About 1pm an official looking man rushed into the cafe, and took Wally to the Balearia check-in desk. Wally handed over our last note, 200DN (£20 app.), and was told that a boat was about to leave and if we hurried we’d get on it. They implied that the money was a fee, as there had been a change of carrier. They wouldn’t give the name of the replacement boat. As we left the cafe, we realised that we didn’t have enough moroccan money left to pay in full for our tea. There was no time, luckily perhaps, for me to go and demand our money back, as it dawned on us that we had probably been ripped off. We rushed to the dockside, completing paperwork at the various drive through booths as we went.

A number of ferries had moored in the dock, all of them for other companies. We were turned away. We were ushered into a short queue where, once again we waited. The sun went in, the wind grew stronger and we were getting colder by the moment. After over an hour and at real risk of hypothermia, we shuffled over to an office block and sheltered there in the lee of a defunct Coke machine. Then it started to drizzle. Some men came out of an office and took us in. They were members of SLD, Societe De Lamanage Du Detroit, the professionals who moor and free the ships that use the port. They made us hot mint tea and carried on working around us.

Inside the SLD office that sheltered us.

A Balearia boat arrived. We left the sanctuary of the SLD, and rejoined the queue. It was another hour before the authorities noticed that there was a line of about 10 vehicles sitting waiting to board a vessel; any vessel. We think it was our SLD heroes who tipped off the ferry company. As it is their job to moor the boats, they know what boats are coming and going and when and they knew we were due to board a Balearia boat. We are pretty sure they knew no boat was due on our mooring that day and notified the authorities.

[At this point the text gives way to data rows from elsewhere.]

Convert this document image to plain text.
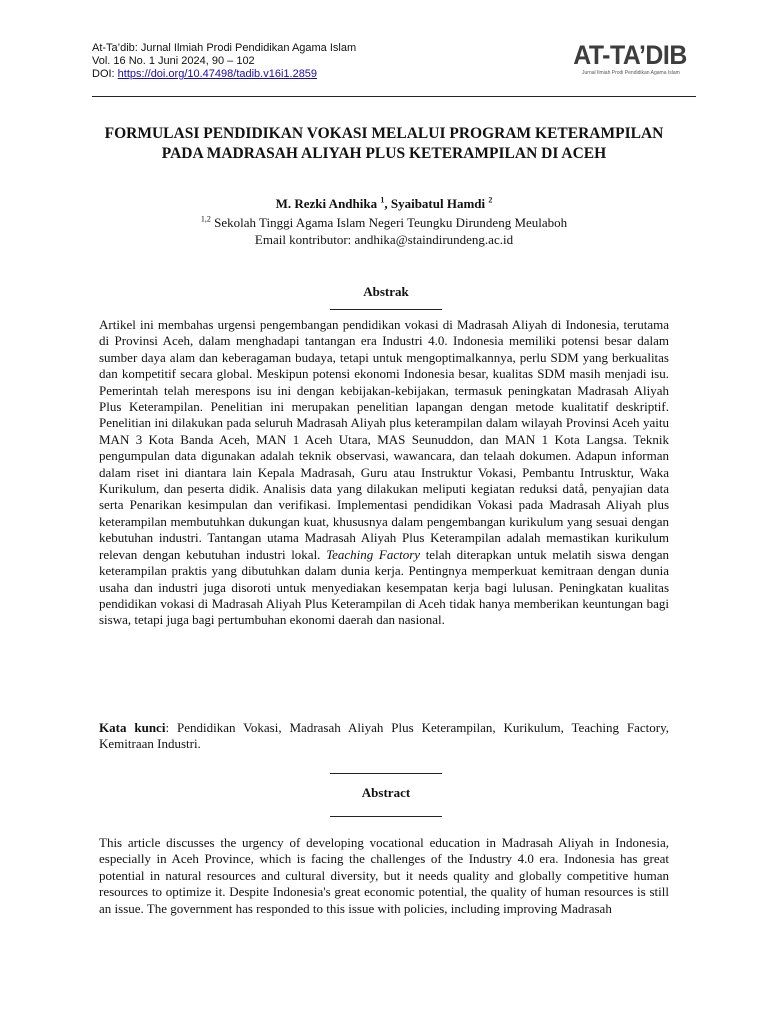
At-Ta’dib: Jurnal Ilmiah Prodi Pendidikan Agama Islam
Vol. 16 No. 1 Juni 2024, 90 – 102
DOI: https://doi.org/10.47498/tadib.v16i1.2859
AT-TA’DIB
Jurnal Ilmiah Prodi Pendidikan Agama Islam
FORMULASI PENDIDIKAN VOKASI MELALUI PROGRAM KETERAMPILAN PADA MADRASAH ALIYAH PLUS KETERAMPILAN DI ACEH
M. Rezki Andhika $^1$, Syaibatul Hamdi $^2$
$^{1,2}$ Sekolah Tinggi Agama Islam Negeri Teungku Dirundeng Meulaboh
Email kontributor: andhika@staindirundeng.ac.id
Abstrak

Artikel ini membahas urgensi pengembangan pendidikan vokasi di Madrasah Aliyah di Indonesia, terutama di Provinsi Aceh, dalam menghadapi tantangan era Industri 4.0. Indonesia memiliki potensi besar dalam sumber daya alam dan keberagaman budaya, tetapi untuk mengoptimalkannya, perlu SDM yang berkualitas dan kompetitif secara global. Meskipun potensi ekonomi Indonesia besar, kualitas SDM masih menjadi isu. Pemerintah telah merespons isu ini dengan kebijakan-kebijakan, termasuk peningkatan Madrasah Aliyah Plus Keterampilan. Penelitian ini merupakan penelitian lapangan dengan metode kualitatif deskriptif. Penelitian ini dilakukan pada seluruh Madrasah Aliyah plus keterampilan dalam wilayah Provinsi Aceh yaitu MAN 3 Kota Banda Aceh, MAN 1 Aceh Utara, MAS Seunuddon, dan MAN 1 Kota Langsa. Teknik pengumpulan data digunakan adalah teknik observasi, wawancara, dan telaah dokumen. Adapun informan dalam riset ini diantara lain Kepala Madrasah, Guru atau Instruktur Vokasi, Pembantu Intrusktur, Waka Kurikulum, dan peserta didik. Analisis data yang dilakukan meliputi kegiatan reduksi datå, penyajian data serta Penarikan kesimpulan dan verifikasi. Implementasi pendidikan Vokasi pada Madrasah Aliyah plus keterampilan membutuhkan dukungan kuat, khususnya dalam pengembangan kurikulum yang sesuai dengan kebutuhan industri. Tantangan utama Madrasah Aliyah Plus Keterampilan adalah memastikan kurikulum relevan dengan kebutuhan industri lokal. Teaching Factory telah diterapkan untuk melatih siswa dengan keterampilan praktis yang dibutuhkan dalam dunia kerja. Pentingnya memperkuat kemitraan dengan dunia usaha dan industri juga disoroti untuk menyediakan kesempatan kerja bagi lulusan. Peningkatan kualitas pendidikan vokasi di Madrasah Aliyah Plus Keterampilan di Aceh tidak hanya memberikan keuntungan bagi siswa, tetapi juga bagi pertumbuhan ekonomi daerah dan nasional.

Kata kunci: Pendidikan Vokasi, Madrasah Aliyah Plus Keterampilan, Kurikulum, Teaching Factory, Kemitraan Industri.

Abstract

This article discusses the urgency of developing vocational education in Madrasah Aliyah in Indonesia, especially in Aceh Province, which is facing the challenges of the Industry 4.0 era. Indonesia has great potential in natural resources and cultural diversity, but it needs quality and globally competitive human resources to optimize it. Despite Indonesia's great economic potential, the quality of human resources is still an issue. The government has responded to this issue with policies, including improving Madrasah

On the cold, wet and windy quay side once again – SUCKERS!!

Suddenly someone in the queue broke ranks and hurtled off. Like horses out of the traps, we careered after the breakaway vehicle. A nondescript car had been deployed to fetch us. Only one person in the queue had noticed. There was always any number of vehicles moving about the docks and I have no idea why this one caught the attention of that particular driver. We followed at high speed and travelled for a surprising distance, eventually coming to rest at the jaws of the same rust bucket that had brought us to Morocco a couple of weeks before. Our 200DN fee was not for a change of ferry company. It was theft.

At least something on the ferry appeared to be in reasonable order.

We had been hanging around, cold, wet, hungry and angry for over 5 hours, purely for the convenience of Balearia. We are not valued customers, we are cash cows.

The North African coast.

When we returned to our campsite, it seems this delaying sailing routine is Balearia business model. Those at this campsite had not realised that it happens to other people. They all thought that they had been unlucky.

Personally, I think we were ripped off, as was another person on the boat that day, by a person who had no business being in the port and by the Balearia check-in man. We were also neglected. Surely a ferry company has a duty of care for it’s customers? Dropping customers off at dusk, in an unknown country is appalling. We could not make it to our chosen destinations on either leg of our journey, and had to hastily make other arrangements for our first night in Morocco and our first night back in Spain. This puts people in direct danger and in some cases, where accommodation has been paid in full, in advance, can leave people short of money.

We wont use Balearia again on this crossing and we strongly suggest you don’t either.